Pereyda's story undoubtedly raised a suspicion that the containers had contained alcohol but "[s]uspicion is not evidence; it merely raises a possibility, and this is not a sufficient basis for an inference of fact. [Citations.]" (People v. Redmond (1969) 71 Cal. 2d 745, 755 [79 Cal. Rptr. 529, 457 P.2d 321]; to the same effect see People v. Draper (1945) 69 Cal. App. 2d 781, 786 [160 P.2d 80], where the court pointed out that although the defendant was not truthful, raising the finger of suspicion against him, that was not enough to prove his guilt.)

In People v. Draper, supra, at page 785, the court stated that the untruthfulness of the defendants justified the jury in disbelieving their stories, but did not relieve the prosecution of proving their guilt.

Evidence Code section 520 states that a party who is guilty of wrongdoing has the burden of proof on that issue. The proceeding before the Board is a civil one, and hence the burden of proof requires only a preponderance of evidence. However, that fact does not mean that mere suspicion of a person's wrongdoing meets that burden.

In Davis v. State (1960) 40 Ala.App. 609 [119 So. 2d 236], the court held that possession of empty beer cans did not establish a charge of possession of beer.

In Davis v. State (1928) 199 Ind. 739 [161 N.E. 2], the court held that the finding at the defendant's home of an empty pitcher and glass, which "had the odor of alcohol," without other evidence that there had been any alcohol in either, was not sufficient to support a finding of guilt of possession of intoxicating liquor.

[3] Although the burden of proof in criminal cases is much higher than that in civil actions, the ruling in criminal cases that in order to prove a [15 Cal. App. 3d 53] person guilty of a crime there must be evidence of the crime other than a mere false story by the defendant must necessarily apply in a civil proceeding in which a person is charged with wrongdoing.

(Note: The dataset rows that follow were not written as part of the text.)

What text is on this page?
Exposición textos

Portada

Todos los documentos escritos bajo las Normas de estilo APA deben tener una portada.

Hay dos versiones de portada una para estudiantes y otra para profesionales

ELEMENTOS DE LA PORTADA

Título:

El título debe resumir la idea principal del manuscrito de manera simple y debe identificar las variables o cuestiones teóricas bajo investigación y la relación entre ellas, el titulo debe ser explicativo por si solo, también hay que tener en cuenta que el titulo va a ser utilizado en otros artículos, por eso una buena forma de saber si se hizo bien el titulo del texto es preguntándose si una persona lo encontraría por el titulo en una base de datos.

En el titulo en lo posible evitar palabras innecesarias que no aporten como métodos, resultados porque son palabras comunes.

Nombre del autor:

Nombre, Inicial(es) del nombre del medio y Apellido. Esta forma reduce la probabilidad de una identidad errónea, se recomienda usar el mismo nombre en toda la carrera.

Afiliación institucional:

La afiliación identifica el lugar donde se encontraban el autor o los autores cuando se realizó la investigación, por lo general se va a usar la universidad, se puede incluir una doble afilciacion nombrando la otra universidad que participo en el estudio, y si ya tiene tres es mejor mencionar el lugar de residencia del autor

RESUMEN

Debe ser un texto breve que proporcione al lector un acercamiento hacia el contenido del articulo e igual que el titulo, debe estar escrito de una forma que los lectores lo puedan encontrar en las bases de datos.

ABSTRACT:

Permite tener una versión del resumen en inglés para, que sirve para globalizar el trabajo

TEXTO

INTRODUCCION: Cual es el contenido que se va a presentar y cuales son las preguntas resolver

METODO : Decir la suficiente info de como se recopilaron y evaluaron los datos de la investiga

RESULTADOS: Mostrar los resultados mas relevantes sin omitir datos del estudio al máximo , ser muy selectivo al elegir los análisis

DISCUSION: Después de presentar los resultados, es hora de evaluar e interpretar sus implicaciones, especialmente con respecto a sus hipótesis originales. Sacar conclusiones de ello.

Section 412 of the Evidence Code provides: "If weaker and less satisfactory evidence is offered when it was within the power of the party to produce stronger and more satisfactory evidence, the evidence should be viewed with distrust." (Italics added.)

State Personnel Board contends that this section applies to Pereyda's refusal to identify the woman whom he claims gave him the bottles. But viewing this fact with distrust is no different from refusing to believe Pereyda's story. It does not prove that the bottles contained liquor when brought on the premises. For the same reason section 413, referring to a party's failure to explain evidence, does not apply. Pereyda did not deny the evidence. He admitted the only evidence in the case, namely, that he brought empty bottles on the premises, which, of course, was no violation of any rules. Likewise, he explained their presence there; the failure of the board to accept such explanation, as we have hereinbefore stated, did not prove any wrongdoing. Here, as said by the court in Coomes v. State Personnel Board (1963) 215 Cal. App. 2d 770, 777 [30 Cal. Rptr. 639], concerning the appellant there, Pereyda's interest in the outcome of the proceeding and his story "might have evoked skepticism in the trier of fact; yet there was no other evidence to fasten him with guilty knowledge."

The superior court correctly found that there was no substantial evidence to support the Board's finding and order. [4] Obviously, as Pereyda was improperly discharged, the judgment denying his request for back pay is erroneous.

That portion of the judgment denying Pereyda's request for back pay is reversed. The judgment ordering a writ of mandate to issue commanding the State Personnel Board to annul Pereyda's dismissal and to reinstate him in his position is affirmed. Plaintiff-appellant Pereyda is to recover costs.

Pierce, P. J., and Regan, J., concurred.